- Active: August 1860 - 1908
- Country: United Kingdom
- Branch: Volunteer Force
- Role: Infantry
- Size: Battalion
- Part of: Lothian Brigade
- Garrison/HQ: Haddington

Commanders
- Honorary Colonel: Francis Charteris, 10th Earl of Wemyss

= 7th Volunteer Battalion, Royal Scots =

The 7th Volunteer Battalion, Royal Scots was a Volunteer Force battalion of the Royal Scots in the British Army.

== History ==
The 1st Administrative Battalion, Haddington Volunteers was formed as part of the Rifle Volunteer Movement in the 1860s. In 1880 after the Childers Reforms the unit was re-formed as the 1st Haddington Rifle Corps and remained at its headquarters in Haddington. Finally in 1881 as a result of the reforms the unit moved under the control of the Royal Scots and became the 6th Volunteer Battalion. In 1881 a new "E Company" was formed and was headquartered at Prestonpans. In April 1888 the battalion was re-organized and became the 7th Volunteer Battalion. In 1901 the new North Berwick High School Cadet Corps was formed and became affiliated with the battalion. In 1906 the cadet corps was expanded and formed a new "C Company, Haddington Cadet Corps" at Prestonpans. Finally in April 1908 after the Territorial and Reserve Forces Act 1907 the battalion was amalgamated with the 6th Battalion and became the new 8th Battalion.

== Organization ==
The regiment's organization did change during its time from 7 companies at its strength to 6 companies to 1 company. The battalion's structure in 1868, then as the 1st Administrative Battalion, Haddington Volunteers:

- 1st Haddington Rifle Volunteer Corps - Haddington
- 2nd Haddington Rifle Volunteer Corps - Gifford
- 3rd Haddington Rifle Volunteer Corps - Haddington
- 4th Haddington Rifle Volunteer Corps - Aberlady
- 5th Haddington Rifle Volunteer Corps - East Linton
- 6th Haddington Rifle Volunteer Corps - Dunglass
- 7th Haddington Rifle Volunteer Corps - North Berwick

When the unit was re-organized as the 1st Haddington Rifle Corps the battalion had the following structure (1880):

- A Company - Haddington
- B Company - Haddington
- C Company - Aberlady
- D Company - East Linton
- E Company - West Barns
- F Company - North Berwick

== Commanding Officers ==
The regiment had a number of commanding officers including:

- Major later Lieutenant Colonel Sir George Warrender (September 19, 1860 - December 22, 1868)
- Lieutenant Colonel Jas.
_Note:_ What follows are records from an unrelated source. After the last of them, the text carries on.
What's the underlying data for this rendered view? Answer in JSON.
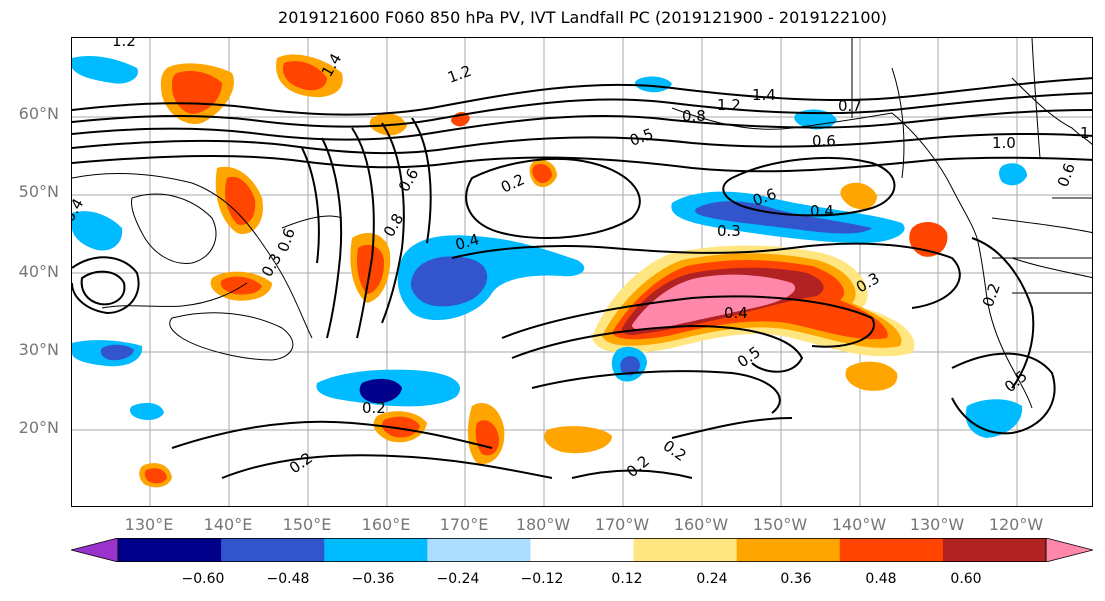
{
  "title": "2019121600 F060 850 hPa PV, IVT Landfall PC (2019121900 - 2019122100)",
  "lat_labels": [
    "60°N",
    "50°N",
    "40°N",
    "30°N",
    "20°N"
  ],
  "lon_labels": [
    "130°E",
    "140°E",
    "150°E",
    "160°E",
    "170°E",
    "180°W",
    "170°W",
    "160°W",
    "150°W",
    "140°W",
    "130°W",
    "120°W"
  ],
  "contour_labels": [
    "1.2",
    "1.4",
    "1.2",
    "0.8",
    "1.2",
    "1.4",
    "0.7",
    "0.5",
    "0.6",
    "1.0",
    "1",
    "0.2",
    "0.6",
    "0.4",
    "0.4",
    "0.3",
    "0.3",
    "0.4",
    "0.5",
    "0.6",
    "0.2",
    "0.2",
    "0.2",
    "0.2",
    "0.5",
    "0.4",
    "0.2",
    "0.6",
    "0.8",
    "0.3",
    "0.6"
  ],
  "colorbar": {
    "ticks": [
      "−0.60",
      "−0.48",
      "−0.36",
      "−0.24",
      "−0.12",
      "0.12",
      "0.24",
      "0.36",
      "0.48",
      "0.60"
    ],
    "colors": [
      "#9933cc",
      "#00008b",
      "#3355cc",
      "#00bbff",
      "#aaddff",
      "#ffffff",
      "#ffe680",
      "#ffa500",
      "#ff4500",
      "#b22222",
      "#ff88aa"
    ]
  }
}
W. H. Anderson (December 23, 1868 - June 1, 1872)
- Lieutenant Colonel Alexander Scott (June 2, 1872 - June 25, 1879)
- Lieutenant Colonel later Honorary colonel P. Dods (June 26, 1879 - May 31, 1882)
- Lieutenant Colonel W. Guild (June 1, 1882 - September 5, 1894)
- Lieutenant Colonel later Honorary colonel John D. Watson (September 6, 1894 - May 1, 1898)
- Lieutenant Colonel later Honorary colonel Robert Maxwell Main, VD (May 2, 1898 - February 20, 1904)

== Other information ==
When the battalion was part of the Volunteer Force the regiment was 190th in Order of precedence. In 1901 in the South African War the regiment sent 2 companies and gained the battle honour "South Africa, 1901".